If you wanted to trade steel futures, where could you go? London’s an option. India and Dubai offer steel contracts, too. If you’re looking to keep your money in this country, though, you’re out of luck — for just a little while longer. The New York Mercantile Exchange announced today it’s going to start trading steel by the end of the year.

That market interest is one solid reflection of rising steel prices. Corporate profits are another. American steel companies are booking record earnings, as Marketplace’s John Dimsdale reports.


JOHN DIMSDALE: The cheap dollar and overseas demand are pumping new life into an old, domestic industry. Robert Griggs is the president of St. Louis-based Trinity Products, which sells steel construction materials and signs around the country, and now Canada as well.

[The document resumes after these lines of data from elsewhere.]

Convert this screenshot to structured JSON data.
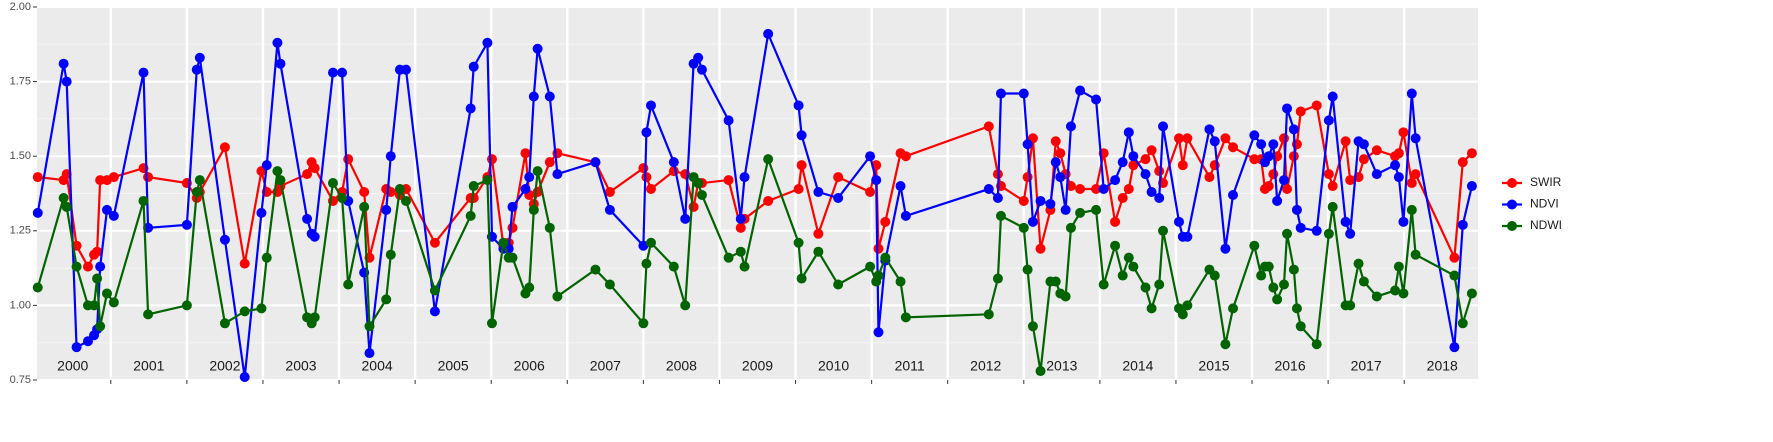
{
  "chart_data": {
    "type": "line",
    "x": [
      2000.04,
      2000.38,
      2000.42,
      2000.55,
      2000.7,
      2000.78,
      2000.82,
      2000.86,
      2000.95,
      2001.04,
      2001.43,
      2001.49,
      2002.0,
      2002.13,
      2002.17,
      2002.5,
      2002.76,
      2002.98,
      2003.05,
      2003.19,
      2003.23,
      2003.58,
      2003.64,
      2003.68,
      2003.92,
      2004.04,
      2004.12,
      2004.33,
      2004.4,
      2004.62,
      2004.68,
      2004.8,
      2004.88,
      2005.26,
      2005.73,
      2005.77,
      2005.95,
      2006.01,
      2006.16,
      2006.23,
      2006.28,
      2006.45,
      2006.5,
      2006.56,
      2006.61,
      2006.77,
      2006.87,
      2007.37,
      2007.56,
      2008.0,
      2008.04,
      2008.1,
      2008.4,
      2008.55,
      2008.66,
      2008.72,
      2008.77,
      2009.12,
      2009.28,
      2009.33,
      2009.64,
      2010.04,
      2010.08,
      2010.3,
      2010.56,
      2010.98,
      2011.06,
      2011.09,
      2011.18,
      2011.38,
      2011.45,
      2012.54,
      2012.66,
      2012.7,
      2013.0,
      2013.05,
      2013.12,
      2013.22,
      2013.35,
      2013.42,
      2013.48,
      2013.55,
      2013.62,
      2013.74,
      2013.95,
      2014.05,
      2014.2,
      2014.3,
      2014.38,
      2014.44,
      2014.6,
      2014.68,
      2014.78,
      2014.83,
      2015.04,
      2015.09,
      2015.15,
      2015.44,
      2015.51,
      2015.65,
      2015.75,
      2016.03,
      2016.12,
      2016.17,
      2016.22,
      2016.28,
      2016.33,
      2016.42,
      2016.46,
      2016.55,
      2016.59,
      2016.64,
      2016.85,
      2017.01,
      2017.06,
      2017.23,
      2017.29,
      2017.4,
      2017.47,
      2017.64,
      2017.88,
      2017.93,
      2017.99,
      2018.1,
      2018.15,
      2018.66,
      2018.77,
      2018.89
    ],
    "series": [
      {
        "name": "SWIR",
        "color": "#ff0000",
        "values": [
          1.43,
          1.42,
          1.44,
          1.2,
          1.13,
          1.17,
          1.18,
          1.42,
          1.42,
          1.43,
          1.46,
          1.43,
          1.41,
          1.36,
          1.38,
          1.53,
          1.14,
          1.45,
          1.38,
          1.38,
          1.4,
          1.44,
          1.48,
          1.46,
          1.35,
          1.38,
          1.49,
          1.38,
          1.16,
          1.39,
          1.38,
          1.37,
          1.39,
          1.21,
          1.36,
          1.36,
          1.43,
          1.49,
          1.2,
          1.21,
          1.26,
          1.51,
          1.37,
          1.34,
          1.38,
          1.48,
          1.51,
          1.48,
          1.38,
          1.46,
          1.43,
          1.39,
          1.45,
          1.44,
          1.33,
          1.41,
          1.41,
          1.42,
          1.26,
          1.29,
          1.35,
          1.39,
          1.47,
          1.24,
          1.43,
          1.38,
          1.47,
          1.19,
          1.28,
          1.51,
          1.5,
          1.6,
          1.44,
          1.4,
          1.35,
          1.43,
          1.56,
          1.19,
          1.32,
          1.55,
          1.51,
          1.44,
          1.4,
          1.39,
          1.39,
          1.51,
          1.28,
          1.36,
          1.39,
          1.47,
          1.49,
          1.52,
          1.45,
          1.41,
          1.56,
          1.47,
          1.56,
          1.43,
          1.47,
          1.56,
          1.53,
          1.49,
          1.49,
          1.39,
          1.4,
          1.44,
          1.5,
          1.56,
          1.39,
          1.5,
          1.54,
          1.65,
          1.67,
          1.44,
          1.4,
          1.55,
          1.42,
          1.43,
          1.49,
          1.52,
          1.5,
          1.51,
          1.58,
          1.41,
          1.44,
          1.16,
          1.48,
          1.51
        ]
      },
      {
        "name": "NDVI",
        "color": "#0000ff",
        "values": [
          1.31,
          1.81,
          1.75,
          0.86,
          0.88,
          0.9,
          0.92,
          1.13,
          1.32,
          1.3,
          1.78,
          1.26,
          1.27,
          1.79,
          1.83,
          1.22,
          0.76,
          1.31,
          1.47,
          1.88,
          1.81,
          1.29,
          1.24,
          1.23,
          1.78,
          1.78,
          1.35,
          1.11,
          0.84,
          1.32,
          1.5,
          1.79,
          1.79,
          0.98,
          1.66,
          1.8,
          1.88,
          1.23,
          1.19,
          1.19,
          1.33,
          1.39,
          1.43,
          1.7,
          1.86,
          1.7,
          1.44,
          1.48,
          1.32,
          1.2,
          1.58,
          1.67,
          1.48,
          1.29,
          1.81,
          1.83,
          1.79,
          1.62,
          1.29,
          1.43,
          1.91,
          1.67,
          1.57,
          1.38,
          1.36,
          1.5,
          1.42,
          0.91,
          1.15,
          1.4,
          1.3,
          1.39,
          1.36,
          1.71,
          1.71,
          1.54,
          1.28,
          1.35,
          1.34,
          1.48,
          1.43,
          1.32,
          1.6,
          1.72,
          1.69,
          1.39,
          1.42,
          1.48,
          1.58,
          1.5,
          1.44,
          1.38,
          1.36,
          1.6,
          1.28,
          1.23,
          1.23,
          1.59,
          1.55,
          1.19,
          1.37,
          1.57,
          1.54,
          1.48,
          1.5,
          1.54,
          1.35,
          1.42,
          1.66,
          1.59,
          1.32,
          1.26,
          1.25,
          1.62,
          1.7,
          1.28,
          1.24,
          1.55,
          1.54,
          1.44,
          1.47,
          1.43,
          1.28,
          1.71,
          1.56,
          0.86,
          1.27,
          1.4
        ]
      },
      {
        "name": "NDWI",
        "color": "#006400",
        "values": [
          1.06,
          1.36,
          1.33,
          1.13,
          1.0,
          1.0,
          1.09,
          0.93,
          1.04,
          1.01,
          1.35,
          0.97,
          1.0,
          1.38,
          1.42,
          0.94,
          0.98,
          0.99,
          1.16,
          1.45,
          1.42,
          0.96,
          0.94,
          0.96,
          1.41,
          1.36,
          1.07,
          1.33,
          0.93,
          1.02,
          1.17,
          1.39,
          1.35,
          1.05,
          1.3,
          1.4,
          1.42,
          0.94,
          1.21,
          1.16,
          1.16,
          1.04,
          1.06,
          1.32,
          1.45,
          1.26,
          1.03,
          1.12,
          1.07,
          0.94,
          1.14,
          1.21,
          1.13,
          1.0,
          1.43,
          1.41,
          1.37,
          1.16,
          1.18,
          1.13,
          1.49,
          1.21,
          1.09,
          1.18,
          1.07,
          1.13,
          1.08,
          1.1,
          1.16,
          1.08,
          0.96,
          0.97,
          1.09,
          1.3,
          1.26,
          1.12,
          0.93,
          0.78,
          1.08,
          1.08,
          1.04,
          1.03,
          1.26,
          1.31,
          1.32,
          1.07,
          1.2,
          1.1,
          1.16,
          1.13,
          1.06,
          0.99,
          1.07,
          1.25,
          0.99,
          0.97,
          1.0,
          1.12,
          1.1,
          0.87,
          0.99,
          1.2,
          1.1,
          1.13,
          1.13,
          1.06,
          1.02,
          1.07,
          1.24,
          1.12,
          0.99,
          0.93,
          0.87,
          1.24,
          1.33,
          1.0,
          1.0,
          1.14,
          1.08,
          1.03,
          1.05,
          1.13,
          1.04,
          1.32,
          1.17,
          1.1,
          0.94,
          1.04
        ]
      }
    ],
    "xlim": [
      2000.03,
      2018.97
    ],
    "xticks": [
      2001,
      2002,
      2003,
      2004,
      2005,
      2006,
      2007,
      2008,
      2009,
      2010,
      2011,
      2012,
      2013,
      2014,
      2015,
      2016,
      2017,
      2018
    ],
    "year_labels": [
      {
        "value": 2000.5,
        "label": "2000"
      },
      {
        "value": 2001.5,
        "label": "2001"
      },
      {
        "value": 2002.5,
        "label": "2002"
      },
      {
        "value": 2003.5,
        "label": "2003"
      },
      {
        "value": 2004.5,
        "label": "2004"
      },
      {
        "value": 2005.5,
        "label": "2005"
      },
      {
        "value": 2006.5,
        "label": "2006"
      },
      {
        "value": 2007.5,
        "label": "2007"
      },
      {
        "value": 2008.5,
        "label": "2008"
      },
      {
        "value": 2009.5,
        "label": "2009"
      },
      {
        "value": 2010.5,
        "label": "2010"
      },
      {
        "value": 2011.5,
        "label": "2011"
      },
      {
        "value": 2012.5,
        "label": "2012"
      },
      {
        "value": 2013.5,
        "label": "2013"
      },
      {
        "value": 2014.5,
        "label": "2014"
      },
      {
        "value": 2015.5,
        "label": "2015"
      },
      {
        "value": 2016.5,
        "label": "2016"
      },
      {
        "value": 2017.5,
        "label": "2017"
      },
      {
        "value": 2018.5,
        "label": "2018"
      }
    ],
    "ylim": [
      0.75,
      2.0
    ],
    "yticks": [
      {
        "value": 0.75,
        "label": "0.75"
      },
      {
        "value": 1.0,
        "label": "1.00"
      },
      {
        "value": 1.25,
        "label": "1.25"
      },
      {
        "value": 1.5,
        "label": "1.50"
      },
      {
        "value": 1.75,
        "label": "1.75"
      },
      {
        "value": 2.0,
        "label": "2.00"
      }
    ],
    "grid": true,
    "legend": "right"
  }
}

ROBERT GRIGGS: I’ve met with people recently from Saudi Arabia, from Turkey, from Greece. I’ve gotten lots of quotes from people asking us to make material around the world. So I think we could become a steel exporter.

Over the last 10 years, 40 or 50 steel companies went bankrupt. But Scott Paul of the Alliance for American Manufacturing says good times are here again.

Scott Paul: We’ve seen about 18 months of prosperity for steel, but that comes on the back of about three decades of bloodletting.

The outlook should be rosy for a while, since steel users have few alternatives. Besides, prices for aluminum and plastics are also going up. But Scott Paul says the profits are attracting lots of new suppliers.

PAUL: In fact, China has brought on about 400 million metric tons of new steel capacity just over the last couple of years. And if there is a worldwide economic downturn and demand in China and other countries decreases, we’re gonna see a glut of overcapacity.

In the meantime, steel’s high price will show up in consumer prices for cars, appliances and cell-phone service — even steel cell-phone towers cost more.

In Washington, I’m John Dimsdale for Marketplace.